State Rep. Kat McGhee (D-Hollis), the ranking member of the House Science, Technology and Energy Committee, supports Warmington’s plan.

“Her strategic vision to create jobs and strengthen New Hampshire’s economy by lowering our carbon footprint will boost homegrown energy production, expand collaborations with producers and businesses, and inspire crucial workforce development,” McGhee said in a statement.

But the chairman of that same committee, Rep. Michael Vose (R- Epping), tells NHJournal that Warmington’s proposal “isn’t a plan. It’s a dream.”

“Warmington never mentions that it comes with higher taxes, fees, and energy costs for New Hampshire families and businesses. That can be the only outcome because expanded energy efficiency programs already cost electricity ratepayers $80 million each year. How can government regulations promote private investment? Only by giving tax breaks, which raises taxes for everyone else.”

Vose said the plan has one good point: “It doesn’t mention battery storage, which today costs an eye-popping $140/kwh versus the average homeowner cost of 11 cents.”

Warmington is hardly alone in her party in calling for a zero-carbon economy. President Joe Biden revoked approval for the Keystone XL pipeline and imposed a moratorium on oil and gas leasing on federal property his first day in office. On Friday, the White House announced it is revoking a plan that’s been in place since 1923, allowing energy development in Alaska’s National Petroleum Reserve, which contains an estimated 17 billion barrels of oil and 50 trillion cubic feet of natural gas.

And while Warmington’s opponent in the Democratic gubernatorial primary, former Manchester Mayor Joyce Craig, would not respond to NHJournal’s requests for comment, she has said New Hampshire should “prioritize increasing renewable energy and reducing carbon emissions.”

One major challenge the Democrats face in New Hampshire is the massive amount of electricity it would take to replace oil and propane — two very efficient heating sources — with far less efficient electricity, particularly during periods of bitter cold. The New England power grid already struggles to meet demand when temperatures plunge, notes Rep. Michael Harrington (R-Strafford), a former member of the state’s Public Utility Commission.
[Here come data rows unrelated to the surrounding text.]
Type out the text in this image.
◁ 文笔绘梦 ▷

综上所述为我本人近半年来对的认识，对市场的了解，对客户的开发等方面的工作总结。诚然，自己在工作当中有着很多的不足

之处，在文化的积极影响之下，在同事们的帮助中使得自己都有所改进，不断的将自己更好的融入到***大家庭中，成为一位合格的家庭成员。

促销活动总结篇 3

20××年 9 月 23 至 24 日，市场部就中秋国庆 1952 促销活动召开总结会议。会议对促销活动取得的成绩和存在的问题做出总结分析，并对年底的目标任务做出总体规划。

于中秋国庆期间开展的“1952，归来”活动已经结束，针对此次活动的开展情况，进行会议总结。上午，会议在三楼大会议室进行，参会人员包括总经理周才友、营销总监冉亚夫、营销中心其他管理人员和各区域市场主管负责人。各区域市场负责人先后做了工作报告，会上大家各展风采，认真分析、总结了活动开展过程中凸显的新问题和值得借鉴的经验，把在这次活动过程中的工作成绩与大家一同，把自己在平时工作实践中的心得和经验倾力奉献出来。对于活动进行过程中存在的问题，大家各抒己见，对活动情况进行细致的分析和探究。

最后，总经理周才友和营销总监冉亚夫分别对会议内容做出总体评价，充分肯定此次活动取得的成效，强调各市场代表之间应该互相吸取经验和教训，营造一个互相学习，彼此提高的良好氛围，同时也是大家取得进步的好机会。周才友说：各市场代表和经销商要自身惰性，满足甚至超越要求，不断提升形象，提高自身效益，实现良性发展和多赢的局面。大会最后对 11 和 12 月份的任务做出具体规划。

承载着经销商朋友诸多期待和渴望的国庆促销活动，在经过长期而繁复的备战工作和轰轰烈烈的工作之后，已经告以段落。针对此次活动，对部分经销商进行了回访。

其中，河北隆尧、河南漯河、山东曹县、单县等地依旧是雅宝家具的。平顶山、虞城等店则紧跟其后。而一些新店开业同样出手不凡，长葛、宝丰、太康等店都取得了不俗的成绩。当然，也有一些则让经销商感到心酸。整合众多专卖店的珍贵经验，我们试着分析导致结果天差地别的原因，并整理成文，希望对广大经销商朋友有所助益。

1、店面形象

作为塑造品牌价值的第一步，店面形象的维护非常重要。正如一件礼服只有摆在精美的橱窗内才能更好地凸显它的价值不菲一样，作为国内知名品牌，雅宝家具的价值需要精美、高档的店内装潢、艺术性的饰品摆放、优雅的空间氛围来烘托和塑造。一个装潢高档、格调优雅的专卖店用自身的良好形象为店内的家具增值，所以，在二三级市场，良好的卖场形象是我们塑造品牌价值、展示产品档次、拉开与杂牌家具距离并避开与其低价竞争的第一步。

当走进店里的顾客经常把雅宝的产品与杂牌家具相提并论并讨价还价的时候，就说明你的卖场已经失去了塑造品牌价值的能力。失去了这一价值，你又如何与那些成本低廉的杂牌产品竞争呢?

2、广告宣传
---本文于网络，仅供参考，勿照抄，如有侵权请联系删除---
“She calls for a massive increase in consumption of electricity through electrification of transportation and electric heating but gives no specifics on how to produce the extra electricity,” said Harrington, “But there is no mention in Warmington’s proposal of the recent NERC [North American Electric Reliability Corporation] warning that New England is facing an electricity reliability crisis in the coming years.
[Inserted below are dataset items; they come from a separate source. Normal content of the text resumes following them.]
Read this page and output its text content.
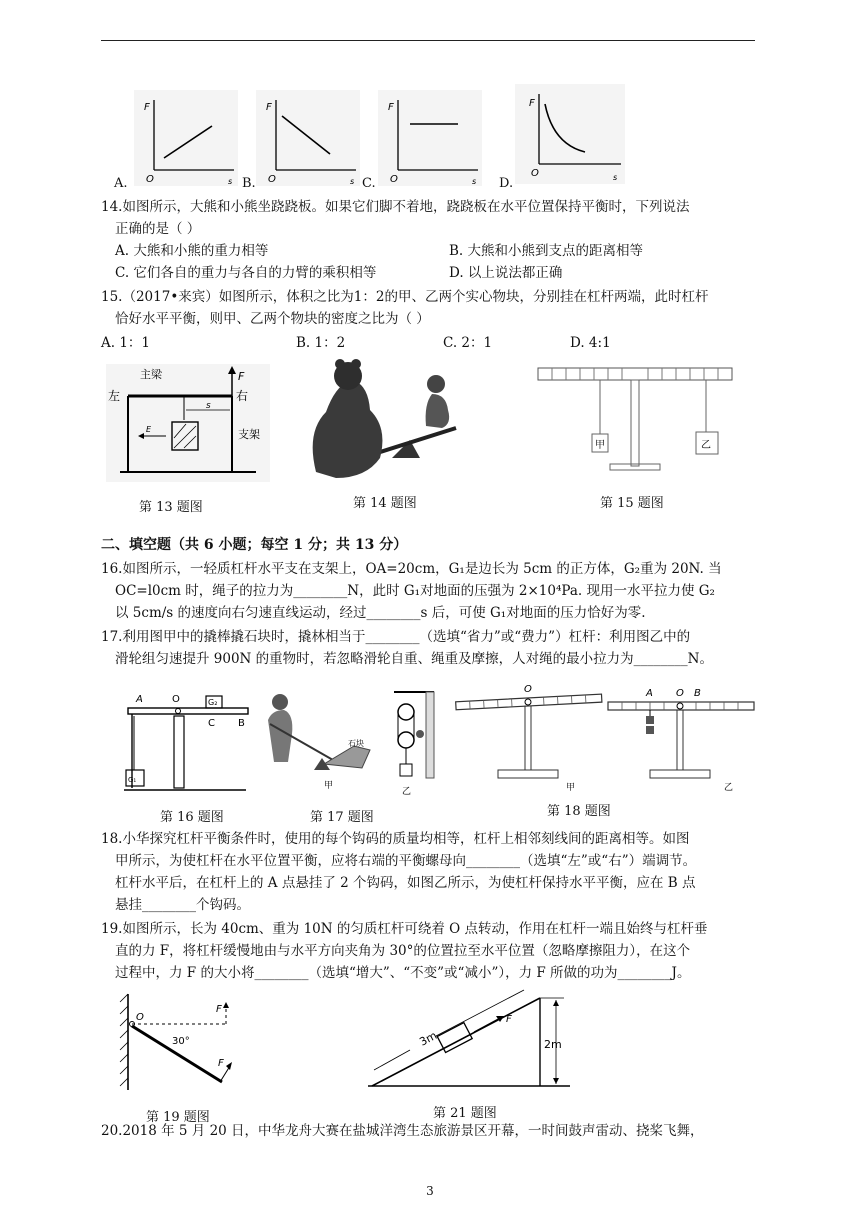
F
O	s
F
O	s
F
O	s
F
O	s
A.	B.	C.	D.
14.如图所示，大熊和小熊坐跷跷板。如果它们脚不着地，跷跷板在水平位置保持平衡时，下列说法
正确的是（ ）
A. 大熊和小熊的重力相等	B. 大熊和小熊到支点的距离相等
C. 它们各自的重力与各自的力臂的乘积相等	D. 以上说法都正确
15.（2017•来宾）如图所示，体积之比为1：2的甲、乙两个实心物块，分别挂在杠杆两端，此时杠杆
恰好水平平衡，则甲、乙两个物块的密度之比为（ ）
A. 1：1	B. 1：2	C. 2：1	D. 4:1
左	右
主梁	F
s
支架
E
第 13 题图	第 14 题图
甲	乙
第 15 题图
二、填空题（共 6 小题；每空 1 分；共 13 分）
16.如图所示，一轻质杠杆水平支在支架上，OA=20cm，G₁是边长为 5cm 的正方体，G₂重为 20N. 当
OC=l0cm 时，绳子的拉力为________N，此时 G₁对地面的压强为 2×10⁴Pa. 现用一水平拉力使 G₂
以 5cm/s 的速度向右匀速直线运动，经过________s 后，可使 G₁对地面的压力恰好为零.
17.利用图甲中的撬棒撬石块时，撬林相当于________（选填“省力”或“费力”）杠杆：利用图乙中的
滑轮组匀速提升 900N 的重物时，若忽略滑轮自重、绳重及摩擦，人对绳的最小拉力为________N。
A	O	G₂
B
C
G₁
第 16 题图
石块
甲
乙
第 17 题图
O
甲
A O B
乙
第 18 题图
18.小华探究杠杆平衡条件时，使用的每个钩码的质量均相等，杠杆上相邻刻线间的距离相等。如图
甲所示，为使杠杆在水平位置平衡，应将右端的平衡螺母向________（选填“左”或“右”）端调节。
杠杆水平后，在杠杆上的 A 点悬挂了 2 个钩码，如图乙所示，为使杠杆保持水平平衡，应在 B 点
悬挂________个钩码。
19.如图所示，长为 40cm、重为 10N 的匀质杠杆可绕着 O 点转动，作用在杠杆一端且始终与杠杆垂
直的力 F，将杠杆缓慢地由与水平方向夹角为 30°的位置拉至水平位置（忽略摩擦阻力），在这个
过程中，力 F 的大小将________（选填“增大”、“不变”或“减小”），力 F 所做的功为________J。
O
F
F
30°
第 19 题图
3m	2m
F
第 21 题图
20.2018 年 5 月 20 日，中华龙舟大赛在盐城洋湾生态旅游景区开幕，一时间鼓声雷动、挠桨飞舞，
3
“They recognize this crisis can only be avoided with a lot more dispatchable generation like natural gas and nuclear. We can’t rely on just intermittent generation like solar and wind.”

Not surprisingly, the Republicans running for governor are rejecting Warmington’s proposal.
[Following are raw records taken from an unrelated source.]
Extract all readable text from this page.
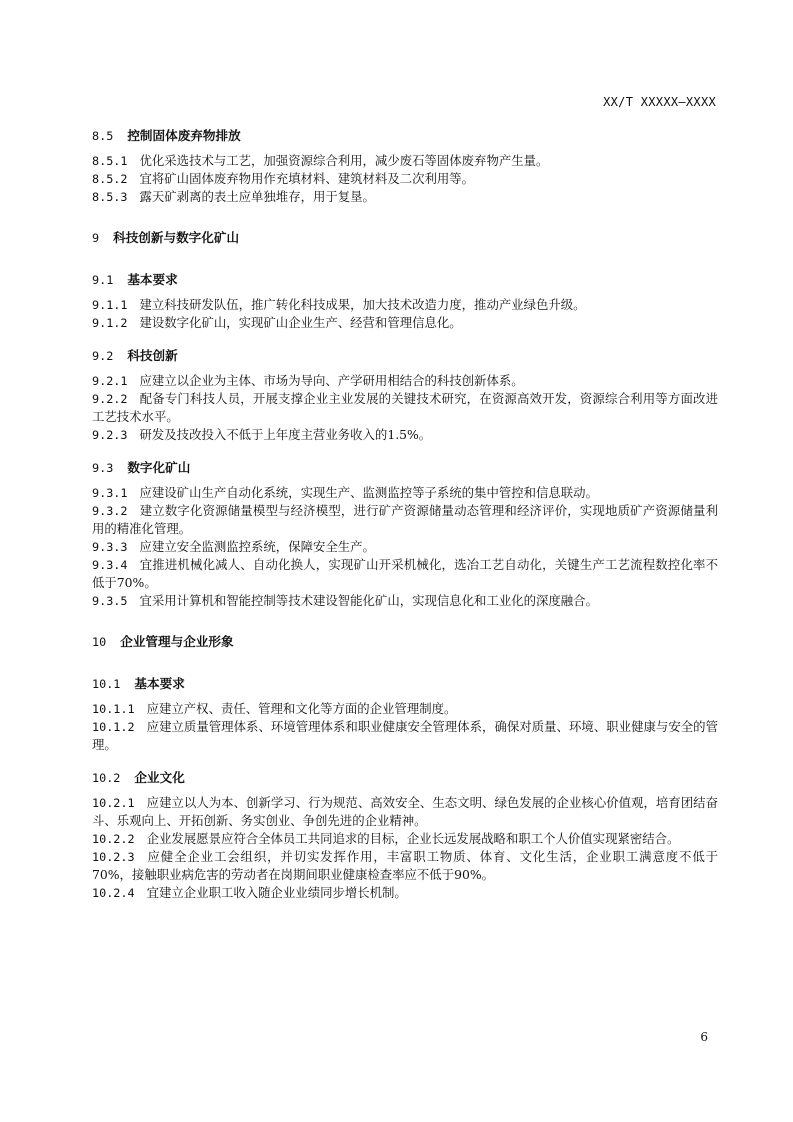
XX/T XXXXX—XXXX
8.5 控制固体废弃物排放
8.5.1 优化采选技术与工艺，加强资源综合利用，减少废石等固体废弃物产生量。
8.5.2 宜将矿山固体废弃物用作充填材料、建筑材料及二次利用等。
8.5.3 露天矿剥离的表土应单独堆存，用于复垦。
9 科技创新与数字化矿山
9.1 基本要求
9.1.1 建立科技研发队伍，推广转化科技成果，加大技术改造力度，推动产业绿色升级。
9.1.2 建设数字化矿山，实现矿山企业生产、经营和管理信息化。
9.2 科技创新
9.2.1 应建立以企业为主体、市场为导向、产学研用相结合的科技创新体系。
9.2.2 配备专门科技人员，开展支撑企业主业发展的关键技术研究，在资源高效开发，资源综合利用等方面改进工艺技术水平。
9.2.3 研发及技改投入不低于上年度主营业务收入的1.5%。
9.3 数字化矿山
9.3.1 应建设矿山生产自动化系统，实现生产、监测监控等子系统的集中管控和信息联动。
9.3.2 建立数字化资源储量模型与经济模型，进行矿产资源储量动态管理和经济评价，实现地质矿产资源储量利用的精准化管理。
9.3.3 应建立安全监测监控系统，保障安全生产。
9.3.4 宜推进机械化减人、自动化换人，实现矿山开采机械化，选冶工艺自动化，关键生产工艺流程数控化率不低于70%。
9.3.5 宜采用计算机和智能控制等技术建设智能化矿山，实现信息化和工业化的深度融合。
10 企业管理与企业形象
10.1 基本要求
10.1.1 应建立产权、责任、管理和文化等方面的企业管理制度。
10.1.2 应建立质量管理体系、环境管理体系和职业健康安全管理体系，确保对质量、环境、职业健康与安全的管理。
10.2 企业文化
10.2.1 应建立以人为本、创新学习、行为规范、高效安全、生态文明、绿色发展的企业核心价值观，培育团结奋斗、乐观向上、开拓创新、务实创业、争创先进的企业精神。
10.2.2 企业发展愿景应符合全体员工共同追求的目标，企业长远发展战略和职工个人价值实现紧密结合。
10.2.3 应健全企业工会组织，并切实发挥作用，丰富职工物质、体育、文化生活，企业职工满意度不低于70%，接触职业病危害的劳动者在岗期间职业健康检查率应不低于90%。
10.2.4 宜建立企业职工收入随企业业绩同步增长机制。
6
“Granite Staters deserve a governor who will champion policies fostering individual and business success, not one entrenching government control through yet another taxpayer-funded boondoggle,” said Chuck Morse. “Cinde Warmington’s latest energy proposal advocates for unprecedented government intrusion on Granite Staters toward unsustainable green energy, sidestepping practical solutions to lower energy costs and spur economic growth.”